The Thai arrests are a real-world example of the “wide variety of tools and services … readily available, both inside and outside the underground scene” the report finds available to rent or buy.


“Some are relatively simple (paid likes/followers, etc.), while some are more unusual — some services promise to stuff online polls, while some [say they will] force site owners to take down stories,” the report reads.

The researchers found that many of those selling these social media promotion services had recently moved on from click-fraud advertising scams after that became unprofitable due to technical advances in the online advertising ecosystem.

For businesses, the authors write, the issue is a serious one because “whether information is true or not sadly doesn’t matter,” when it comes to impacting public opinion or an individual’s or institution’s reputation

The authors identify a multi-stage process, modeled after Lockheed Martin’s famous cyber “kill chain,” that breaks down the purveyors’ activity loop into eight distinct phases.

Public opinion manipulation cycle (source: Trend Micro)

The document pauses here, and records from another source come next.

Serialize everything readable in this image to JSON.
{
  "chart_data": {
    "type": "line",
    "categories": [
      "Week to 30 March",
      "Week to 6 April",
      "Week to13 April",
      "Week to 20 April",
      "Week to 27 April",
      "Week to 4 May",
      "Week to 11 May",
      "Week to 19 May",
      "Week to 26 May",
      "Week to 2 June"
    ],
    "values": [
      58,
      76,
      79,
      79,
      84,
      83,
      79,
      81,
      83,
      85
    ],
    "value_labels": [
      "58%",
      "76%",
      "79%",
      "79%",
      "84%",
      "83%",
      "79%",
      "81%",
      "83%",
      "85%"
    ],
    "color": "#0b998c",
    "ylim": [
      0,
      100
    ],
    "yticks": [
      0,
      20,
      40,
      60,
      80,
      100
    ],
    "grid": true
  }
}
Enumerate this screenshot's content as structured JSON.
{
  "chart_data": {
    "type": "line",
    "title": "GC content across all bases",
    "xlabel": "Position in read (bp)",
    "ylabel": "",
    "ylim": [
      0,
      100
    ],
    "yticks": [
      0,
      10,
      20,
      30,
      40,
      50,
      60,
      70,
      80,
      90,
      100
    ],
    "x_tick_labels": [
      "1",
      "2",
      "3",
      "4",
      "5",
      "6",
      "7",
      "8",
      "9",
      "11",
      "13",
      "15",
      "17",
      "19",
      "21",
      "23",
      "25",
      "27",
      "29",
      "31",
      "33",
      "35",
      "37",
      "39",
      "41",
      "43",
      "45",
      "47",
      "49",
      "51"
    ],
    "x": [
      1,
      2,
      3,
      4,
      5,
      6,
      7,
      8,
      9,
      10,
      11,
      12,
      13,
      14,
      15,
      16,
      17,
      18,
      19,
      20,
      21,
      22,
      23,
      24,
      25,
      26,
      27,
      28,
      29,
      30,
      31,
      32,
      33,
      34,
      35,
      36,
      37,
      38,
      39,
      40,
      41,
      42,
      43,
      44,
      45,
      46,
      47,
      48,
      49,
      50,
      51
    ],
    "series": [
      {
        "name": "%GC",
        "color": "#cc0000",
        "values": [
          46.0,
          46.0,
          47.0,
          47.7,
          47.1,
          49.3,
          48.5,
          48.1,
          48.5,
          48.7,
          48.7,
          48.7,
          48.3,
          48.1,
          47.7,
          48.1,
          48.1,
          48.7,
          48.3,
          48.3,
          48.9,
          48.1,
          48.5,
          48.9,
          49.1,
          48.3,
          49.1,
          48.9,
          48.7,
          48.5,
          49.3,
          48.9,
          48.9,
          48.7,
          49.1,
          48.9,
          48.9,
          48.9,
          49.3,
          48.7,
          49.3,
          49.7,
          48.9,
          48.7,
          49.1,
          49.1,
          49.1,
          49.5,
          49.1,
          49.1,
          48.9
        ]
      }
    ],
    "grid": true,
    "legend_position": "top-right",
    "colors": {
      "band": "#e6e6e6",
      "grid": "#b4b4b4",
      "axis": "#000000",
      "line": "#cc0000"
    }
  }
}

The reconnaissance stage involves analyzing the target audience. Weaponization is the preparation of the fake news story. Delivery is where the services described in the report come in; and exploitation involves seeding sympathetic audiences ahead of the main campaign for persistence, when the stories need to take on viral character and begin to spread of their own accord.

“While any media post can be considered biased to some extent,” write Trend Micro researchers Lion Gu, Vladimir Kropotov and Fyodor Yarochkin, “what differentiates fake news campaigns is that they are often generally based on fabricated, non-existent facts and often utilize shocking, clickbait titles in order to attract the reader’s attention” and manipulate their opinions.

The headlines “cannot be emphasized enough,” the authors state. “In today’s digital era, the attention span of a typical reader is very short. Fake news creators use this to manipulate the public. There’s no need for an article to be sensible, complete, or factual; a sensational headline will achieve the objectives just as well.”

They identify three elements of what they call the “fake news triangle” — a combination of motivation; effective platforms in the form of social media networks; and promotional tools and services such as the ones they catalogue.


“Similar to the fire triangle, fake news requires all three factors to be present in order to be successful. The absence of any one of the three factors will make the spread of fake news more difficult, if not impossible,” the authors state. It’s not clear, however, if there are any policy options available to governments that would remove one of the three elements.

The authors point out that the fake news campaigns seen in real life have been political in nature. But, “the tools and techniques that enable them are becoming more available. It is inevitable that other motivations — such as profit — will come to the forefront in later years.”